03-03-2017 10:29 AM
I have a question regarding the Floating-Point IP 7.1 core and the latency parameter for the multiplication and division.
My question is actually very similar to this older post:
where the poster states his/her skepticism towards the possibility of implementing, say a division with a 0 latency and few resources.
I understand that many improvements have been done in FPGA architecture since the question was posted in 2011 but I am still curious of the feasibility of a full design with these cores.
I have great interest in having several mathematical operations calculated on the FPGA and I have previously always used fixed point logic to save resources and satisfy the precision need of each operation.
Nevertheless, late requirements are making me reconsider using floating point and therefore I am curious of how realistic is to have a design on an FPGA with 15+ divisions and 15+ multiplications, with double precision and 0 latency (combinational only) using the 7.1 IP core. I am actually more interested in having a low latency than a high throughput.
What are the costs, if actually possible, of using 0 latency?
If cost was not a problem and therefore the FPGA size and resources as well, using a xc7vx690 for example, will my max clock freq be limited to a really low value?
Will the resource consumption increase so much that it wont fit in the FPGA?
I am assuming that given that the selection of 0 latency for the division is possible on the IP core GUI.
Also that the post synthesis functional simulation is working properly for a simple example.
But I don't want to continue with the full design before having a better overview of limitations I will run into.
Ive read several papers (older) papers on low latency division on an FPGA that normally have 1-2 clock cycles latency and Ive searched through the whole IPcore documentation but there doesn't seem to be any information discouraging me from this doing it.
I thought Id post this here as my last filter before proceeding with the full design and simulation using these 0 latency operations.
03-03-2017 11:04 AM
@humtm low latency divider will be quite slow. It's quite easy to generate each kind of IP you need and implement them independently to get an estimate for the size and delay. Probably can be accomplished in less than an hour. Division is quite a sequential process and it's difficult to improve on it too much and it doesn't even benefit from DSP blocks.
03-05-2017 02:28 AM
I suspect that it'd make more sense to have a sequential divider clocked far higher than the "base" IP. Much lower resource usage, and probably a similar speed.

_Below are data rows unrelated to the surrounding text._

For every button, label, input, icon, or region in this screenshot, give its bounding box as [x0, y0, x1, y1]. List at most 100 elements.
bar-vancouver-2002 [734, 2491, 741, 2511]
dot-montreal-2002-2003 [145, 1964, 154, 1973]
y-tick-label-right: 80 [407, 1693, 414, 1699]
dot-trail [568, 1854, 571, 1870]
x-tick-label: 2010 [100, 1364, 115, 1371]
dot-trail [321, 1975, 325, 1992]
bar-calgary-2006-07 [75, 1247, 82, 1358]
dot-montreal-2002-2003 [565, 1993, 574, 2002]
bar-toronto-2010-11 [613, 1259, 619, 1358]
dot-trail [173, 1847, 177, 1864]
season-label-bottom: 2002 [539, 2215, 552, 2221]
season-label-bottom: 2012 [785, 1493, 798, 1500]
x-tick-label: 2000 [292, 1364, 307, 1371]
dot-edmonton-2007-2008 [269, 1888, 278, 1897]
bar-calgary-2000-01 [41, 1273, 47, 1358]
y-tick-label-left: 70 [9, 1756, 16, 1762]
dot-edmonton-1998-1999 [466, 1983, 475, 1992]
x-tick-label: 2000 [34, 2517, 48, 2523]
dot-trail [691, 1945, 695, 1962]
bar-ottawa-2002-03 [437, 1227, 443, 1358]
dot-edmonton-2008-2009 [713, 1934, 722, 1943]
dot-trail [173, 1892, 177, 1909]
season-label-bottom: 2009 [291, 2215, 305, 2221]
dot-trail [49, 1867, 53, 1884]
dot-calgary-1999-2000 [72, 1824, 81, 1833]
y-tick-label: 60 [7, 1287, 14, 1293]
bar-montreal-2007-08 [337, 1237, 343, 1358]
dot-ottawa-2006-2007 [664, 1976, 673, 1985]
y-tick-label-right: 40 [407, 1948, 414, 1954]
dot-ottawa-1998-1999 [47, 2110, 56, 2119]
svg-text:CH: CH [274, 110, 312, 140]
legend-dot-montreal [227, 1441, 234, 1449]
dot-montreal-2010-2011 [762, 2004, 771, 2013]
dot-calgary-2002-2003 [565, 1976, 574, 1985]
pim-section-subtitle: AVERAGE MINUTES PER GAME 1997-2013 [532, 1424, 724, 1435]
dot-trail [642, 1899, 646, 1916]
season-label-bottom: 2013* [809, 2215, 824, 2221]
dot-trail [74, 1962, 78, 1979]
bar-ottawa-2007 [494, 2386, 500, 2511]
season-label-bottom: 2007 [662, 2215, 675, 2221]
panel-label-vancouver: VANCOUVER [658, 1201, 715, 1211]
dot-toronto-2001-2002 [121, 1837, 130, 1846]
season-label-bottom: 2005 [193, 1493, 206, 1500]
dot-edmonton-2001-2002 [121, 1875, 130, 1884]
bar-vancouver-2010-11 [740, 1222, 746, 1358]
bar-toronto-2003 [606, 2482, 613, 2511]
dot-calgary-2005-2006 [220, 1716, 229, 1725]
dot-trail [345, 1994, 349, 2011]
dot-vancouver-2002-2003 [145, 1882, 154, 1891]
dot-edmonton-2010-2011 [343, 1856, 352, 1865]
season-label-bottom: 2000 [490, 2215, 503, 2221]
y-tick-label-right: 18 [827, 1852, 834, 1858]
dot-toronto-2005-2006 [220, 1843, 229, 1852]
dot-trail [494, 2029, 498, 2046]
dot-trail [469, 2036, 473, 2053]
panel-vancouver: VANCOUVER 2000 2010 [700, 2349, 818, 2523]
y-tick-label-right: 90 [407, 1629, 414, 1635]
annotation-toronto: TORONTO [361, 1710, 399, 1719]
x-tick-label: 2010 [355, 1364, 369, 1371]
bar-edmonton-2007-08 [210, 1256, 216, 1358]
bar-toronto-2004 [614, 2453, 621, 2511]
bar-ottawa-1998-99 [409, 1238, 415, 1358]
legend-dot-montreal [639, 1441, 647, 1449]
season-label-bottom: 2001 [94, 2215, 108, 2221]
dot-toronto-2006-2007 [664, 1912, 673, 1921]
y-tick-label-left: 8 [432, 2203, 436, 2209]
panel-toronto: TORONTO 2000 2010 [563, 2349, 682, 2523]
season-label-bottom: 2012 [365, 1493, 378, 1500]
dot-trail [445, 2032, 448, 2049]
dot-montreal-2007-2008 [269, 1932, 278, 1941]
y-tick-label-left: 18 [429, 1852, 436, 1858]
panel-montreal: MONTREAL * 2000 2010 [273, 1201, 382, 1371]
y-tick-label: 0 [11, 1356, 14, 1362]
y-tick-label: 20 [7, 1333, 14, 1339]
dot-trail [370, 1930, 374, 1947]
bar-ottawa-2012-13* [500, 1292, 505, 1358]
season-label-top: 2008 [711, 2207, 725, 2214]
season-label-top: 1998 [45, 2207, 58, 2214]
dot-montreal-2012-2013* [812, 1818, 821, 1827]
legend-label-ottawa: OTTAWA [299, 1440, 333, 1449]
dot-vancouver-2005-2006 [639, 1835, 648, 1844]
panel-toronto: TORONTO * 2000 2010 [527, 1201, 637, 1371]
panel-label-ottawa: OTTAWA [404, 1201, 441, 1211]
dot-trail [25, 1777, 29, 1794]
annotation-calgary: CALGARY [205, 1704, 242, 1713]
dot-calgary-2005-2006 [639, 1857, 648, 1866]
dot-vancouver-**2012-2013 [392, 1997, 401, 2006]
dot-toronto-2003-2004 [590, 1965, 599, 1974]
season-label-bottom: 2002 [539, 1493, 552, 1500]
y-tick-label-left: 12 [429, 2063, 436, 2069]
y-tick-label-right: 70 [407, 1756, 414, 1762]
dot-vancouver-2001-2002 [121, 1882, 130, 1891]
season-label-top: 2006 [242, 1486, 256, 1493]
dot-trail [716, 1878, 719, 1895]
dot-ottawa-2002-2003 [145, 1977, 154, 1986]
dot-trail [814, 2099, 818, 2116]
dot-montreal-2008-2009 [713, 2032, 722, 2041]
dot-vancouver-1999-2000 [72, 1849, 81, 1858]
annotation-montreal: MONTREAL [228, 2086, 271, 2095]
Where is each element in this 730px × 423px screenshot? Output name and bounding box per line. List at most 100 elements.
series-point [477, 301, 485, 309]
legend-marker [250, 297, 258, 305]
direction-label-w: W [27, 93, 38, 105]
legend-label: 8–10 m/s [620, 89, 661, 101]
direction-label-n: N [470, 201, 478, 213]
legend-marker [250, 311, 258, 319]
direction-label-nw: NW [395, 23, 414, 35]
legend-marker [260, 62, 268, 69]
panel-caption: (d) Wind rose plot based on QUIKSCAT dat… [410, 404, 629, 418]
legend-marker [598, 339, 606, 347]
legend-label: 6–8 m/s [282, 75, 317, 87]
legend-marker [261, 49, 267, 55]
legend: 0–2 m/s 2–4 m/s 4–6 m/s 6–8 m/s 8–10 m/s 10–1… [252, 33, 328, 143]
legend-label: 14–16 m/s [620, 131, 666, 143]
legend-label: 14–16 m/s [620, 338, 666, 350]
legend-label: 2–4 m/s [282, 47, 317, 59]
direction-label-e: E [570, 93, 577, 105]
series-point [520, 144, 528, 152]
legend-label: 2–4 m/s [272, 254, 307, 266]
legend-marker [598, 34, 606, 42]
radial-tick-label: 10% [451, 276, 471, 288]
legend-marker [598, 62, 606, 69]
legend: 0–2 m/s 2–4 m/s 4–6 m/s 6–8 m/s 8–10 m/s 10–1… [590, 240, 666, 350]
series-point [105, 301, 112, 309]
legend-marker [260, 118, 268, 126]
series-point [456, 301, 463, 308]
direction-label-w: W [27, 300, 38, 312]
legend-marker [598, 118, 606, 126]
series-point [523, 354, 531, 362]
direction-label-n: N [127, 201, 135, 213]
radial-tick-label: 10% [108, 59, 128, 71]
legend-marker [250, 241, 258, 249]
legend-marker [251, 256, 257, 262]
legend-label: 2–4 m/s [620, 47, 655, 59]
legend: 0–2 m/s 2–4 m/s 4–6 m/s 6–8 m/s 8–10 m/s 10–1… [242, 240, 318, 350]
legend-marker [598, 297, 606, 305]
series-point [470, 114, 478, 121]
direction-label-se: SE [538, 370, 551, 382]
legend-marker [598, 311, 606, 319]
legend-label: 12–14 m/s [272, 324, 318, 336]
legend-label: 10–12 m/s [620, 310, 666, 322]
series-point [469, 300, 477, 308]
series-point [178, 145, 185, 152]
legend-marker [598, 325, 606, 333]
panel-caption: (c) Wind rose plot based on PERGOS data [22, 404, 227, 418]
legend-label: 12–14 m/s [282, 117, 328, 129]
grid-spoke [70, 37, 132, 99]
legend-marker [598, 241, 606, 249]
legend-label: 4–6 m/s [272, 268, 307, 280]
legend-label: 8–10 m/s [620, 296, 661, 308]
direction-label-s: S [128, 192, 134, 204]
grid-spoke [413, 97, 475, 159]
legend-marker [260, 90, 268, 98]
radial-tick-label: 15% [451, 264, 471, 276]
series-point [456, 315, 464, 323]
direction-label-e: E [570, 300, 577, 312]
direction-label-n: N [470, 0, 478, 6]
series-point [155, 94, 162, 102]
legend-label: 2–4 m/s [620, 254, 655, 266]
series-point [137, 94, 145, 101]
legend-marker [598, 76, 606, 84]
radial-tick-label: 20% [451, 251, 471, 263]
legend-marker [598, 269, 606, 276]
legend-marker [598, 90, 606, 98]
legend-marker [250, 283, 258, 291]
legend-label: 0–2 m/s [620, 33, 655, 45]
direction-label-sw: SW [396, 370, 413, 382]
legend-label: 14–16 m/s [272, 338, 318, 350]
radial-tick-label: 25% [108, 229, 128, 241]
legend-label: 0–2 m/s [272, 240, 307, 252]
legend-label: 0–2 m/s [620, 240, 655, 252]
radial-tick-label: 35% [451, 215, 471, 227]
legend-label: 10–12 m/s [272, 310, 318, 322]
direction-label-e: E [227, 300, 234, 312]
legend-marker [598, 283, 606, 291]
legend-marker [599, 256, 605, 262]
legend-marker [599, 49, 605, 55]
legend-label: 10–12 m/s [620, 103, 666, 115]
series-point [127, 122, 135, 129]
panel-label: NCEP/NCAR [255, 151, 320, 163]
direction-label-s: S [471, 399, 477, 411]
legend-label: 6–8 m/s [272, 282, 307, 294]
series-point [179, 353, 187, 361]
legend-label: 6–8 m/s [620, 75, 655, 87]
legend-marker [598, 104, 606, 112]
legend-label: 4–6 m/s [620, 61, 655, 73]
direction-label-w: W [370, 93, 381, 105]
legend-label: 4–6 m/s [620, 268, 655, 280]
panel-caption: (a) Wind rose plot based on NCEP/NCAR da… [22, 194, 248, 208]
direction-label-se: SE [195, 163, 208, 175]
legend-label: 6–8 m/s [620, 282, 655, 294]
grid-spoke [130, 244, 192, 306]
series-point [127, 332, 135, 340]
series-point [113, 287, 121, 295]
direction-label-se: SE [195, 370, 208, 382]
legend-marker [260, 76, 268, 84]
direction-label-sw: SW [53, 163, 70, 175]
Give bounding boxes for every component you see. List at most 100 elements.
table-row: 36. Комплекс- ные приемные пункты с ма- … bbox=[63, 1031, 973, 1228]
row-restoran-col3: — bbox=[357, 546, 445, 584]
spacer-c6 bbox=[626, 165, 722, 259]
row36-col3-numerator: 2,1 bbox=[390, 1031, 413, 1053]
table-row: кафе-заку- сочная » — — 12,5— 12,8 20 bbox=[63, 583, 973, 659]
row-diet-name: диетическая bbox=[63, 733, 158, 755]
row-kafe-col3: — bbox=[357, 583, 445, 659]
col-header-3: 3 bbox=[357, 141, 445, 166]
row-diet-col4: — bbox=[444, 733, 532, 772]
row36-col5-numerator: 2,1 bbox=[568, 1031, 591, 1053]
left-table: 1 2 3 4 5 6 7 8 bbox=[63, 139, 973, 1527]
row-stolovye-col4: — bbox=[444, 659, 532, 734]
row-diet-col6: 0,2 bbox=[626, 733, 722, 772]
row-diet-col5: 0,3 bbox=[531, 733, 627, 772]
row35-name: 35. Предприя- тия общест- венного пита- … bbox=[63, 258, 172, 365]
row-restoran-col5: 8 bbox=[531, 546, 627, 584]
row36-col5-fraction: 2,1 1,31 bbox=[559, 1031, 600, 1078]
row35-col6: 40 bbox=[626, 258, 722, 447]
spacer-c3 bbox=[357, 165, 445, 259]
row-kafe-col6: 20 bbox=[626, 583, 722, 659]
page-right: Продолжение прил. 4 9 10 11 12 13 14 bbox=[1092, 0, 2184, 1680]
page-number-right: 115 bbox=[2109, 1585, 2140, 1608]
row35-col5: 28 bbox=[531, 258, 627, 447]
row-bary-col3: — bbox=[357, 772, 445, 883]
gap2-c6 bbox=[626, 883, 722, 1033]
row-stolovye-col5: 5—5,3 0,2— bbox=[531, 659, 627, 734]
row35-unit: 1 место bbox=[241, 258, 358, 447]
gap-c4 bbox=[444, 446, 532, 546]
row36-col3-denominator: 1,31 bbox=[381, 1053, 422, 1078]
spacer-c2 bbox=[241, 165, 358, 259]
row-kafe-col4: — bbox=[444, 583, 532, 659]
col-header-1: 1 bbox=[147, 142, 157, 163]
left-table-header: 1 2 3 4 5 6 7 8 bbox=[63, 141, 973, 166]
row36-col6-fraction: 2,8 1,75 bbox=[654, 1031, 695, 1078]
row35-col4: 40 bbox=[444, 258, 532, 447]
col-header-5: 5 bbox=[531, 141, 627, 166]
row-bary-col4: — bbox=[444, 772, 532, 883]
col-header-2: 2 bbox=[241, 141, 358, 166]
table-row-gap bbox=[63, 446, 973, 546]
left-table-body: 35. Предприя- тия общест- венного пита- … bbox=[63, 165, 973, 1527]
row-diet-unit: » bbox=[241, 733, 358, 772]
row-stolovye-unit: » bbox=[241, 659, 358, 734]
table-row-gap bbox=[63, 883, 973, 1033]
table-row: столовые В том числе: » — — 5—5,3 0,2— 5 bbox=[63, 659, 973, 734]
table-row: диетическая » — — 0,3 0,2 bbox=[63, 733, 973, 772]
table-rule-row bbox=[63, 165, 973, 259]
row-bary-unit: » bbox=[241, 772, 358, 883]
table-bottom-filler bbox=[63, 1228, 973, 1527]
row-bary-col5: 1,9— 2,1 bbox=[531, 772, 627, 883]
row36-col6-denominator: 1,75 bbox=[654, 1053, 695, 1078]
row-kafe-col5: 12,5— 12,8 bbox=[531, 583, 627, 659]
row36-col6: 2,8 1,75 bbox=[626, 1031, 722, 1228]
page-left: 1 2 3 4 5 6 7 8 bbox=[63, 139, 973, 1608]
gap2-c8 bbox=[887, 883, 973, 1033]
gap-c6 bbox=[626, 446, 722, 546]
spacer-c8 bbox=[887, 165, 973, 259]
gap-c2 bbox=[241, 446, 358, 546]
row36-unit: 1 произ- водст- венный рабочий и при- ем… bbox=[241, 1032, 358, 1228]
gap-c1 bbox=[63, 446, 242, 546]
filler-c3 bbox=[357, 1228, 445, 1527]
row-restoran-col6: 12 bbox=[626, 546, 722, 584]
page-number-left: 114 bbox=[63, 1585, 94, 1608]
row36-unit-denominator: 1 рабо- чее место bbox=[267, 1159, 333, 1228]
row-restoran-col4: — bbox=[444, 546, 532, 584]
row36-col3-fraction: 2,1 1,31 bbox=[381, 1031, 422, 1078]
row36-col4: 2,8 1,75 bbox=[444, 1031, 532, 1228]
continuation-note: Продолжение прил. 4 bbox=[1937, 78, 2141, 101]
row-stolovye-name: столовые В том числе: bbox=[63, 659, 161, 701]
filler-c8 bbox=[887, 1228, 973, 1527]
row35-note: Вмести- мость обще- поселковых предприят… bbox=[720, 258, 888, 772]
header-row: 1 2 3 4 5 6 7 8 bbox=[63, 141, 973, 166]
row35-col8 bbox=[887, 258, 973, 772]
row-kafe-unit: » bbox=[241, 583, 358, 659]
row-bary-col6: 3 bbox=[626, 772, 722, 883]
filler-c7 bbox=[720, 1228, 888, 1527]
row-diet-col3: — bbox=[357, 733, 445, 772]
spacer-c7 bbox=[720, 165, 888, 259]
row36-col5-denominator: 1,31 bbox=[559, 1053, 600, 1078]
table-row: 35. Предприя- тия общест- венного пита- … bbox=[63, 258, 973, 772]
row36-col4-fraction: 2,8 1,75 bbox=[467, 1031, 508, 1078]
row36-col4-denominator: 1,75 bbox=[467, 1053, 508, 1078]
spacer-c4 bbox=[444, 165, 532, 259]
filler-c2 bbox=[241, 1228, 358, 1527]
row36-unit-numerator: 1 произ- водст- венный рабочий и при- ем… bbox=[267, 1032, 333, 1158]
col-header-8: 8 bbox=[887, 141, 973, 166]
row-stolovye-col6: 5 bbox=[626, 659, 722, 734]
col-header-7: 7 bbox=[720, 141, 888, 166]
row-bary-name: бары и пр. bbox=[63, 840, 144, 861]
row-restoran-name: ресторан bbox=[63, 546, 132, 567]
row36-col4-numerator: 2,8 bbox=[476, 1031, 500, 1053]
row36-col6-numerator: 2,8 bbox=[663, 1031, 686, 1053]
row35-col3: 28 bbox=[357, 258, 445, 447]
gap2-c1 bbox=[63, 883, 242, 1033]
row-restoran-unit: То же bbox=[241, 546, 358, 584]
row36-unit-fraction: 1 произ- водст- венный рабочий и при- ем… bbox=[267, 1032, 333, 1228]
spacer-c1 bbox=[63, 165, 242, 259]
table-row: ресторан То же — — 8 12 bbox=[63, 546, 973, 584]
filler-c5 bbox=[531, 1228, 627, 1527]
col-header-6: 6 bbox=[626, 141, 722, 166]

The combinational one may well have "zero-cycle latency", but when it can only pass timing at 5MHz it would be more correct to say "200ns latency". The sequential might take twenty cycles to run, but if the vastly reduced amount of work per clock cycle means it can run at 100MHz then you end up with the same 200ns latency.
03-06-2017 02:13 PM
a sequential divider with "Much lower resource usage" would be an iterative one so in addition to having a large latency, it would also have a large "initiation interval" ie non-pipelineable so one can only start and complete a new division every N cycles. A pipelined divider would have the same resource usage as a "zero latency" divider (ie quite large) but one can start a new division every cycle and after the initial pipeline fill, one gets a new result every cycle. I think it's important to note this distinction.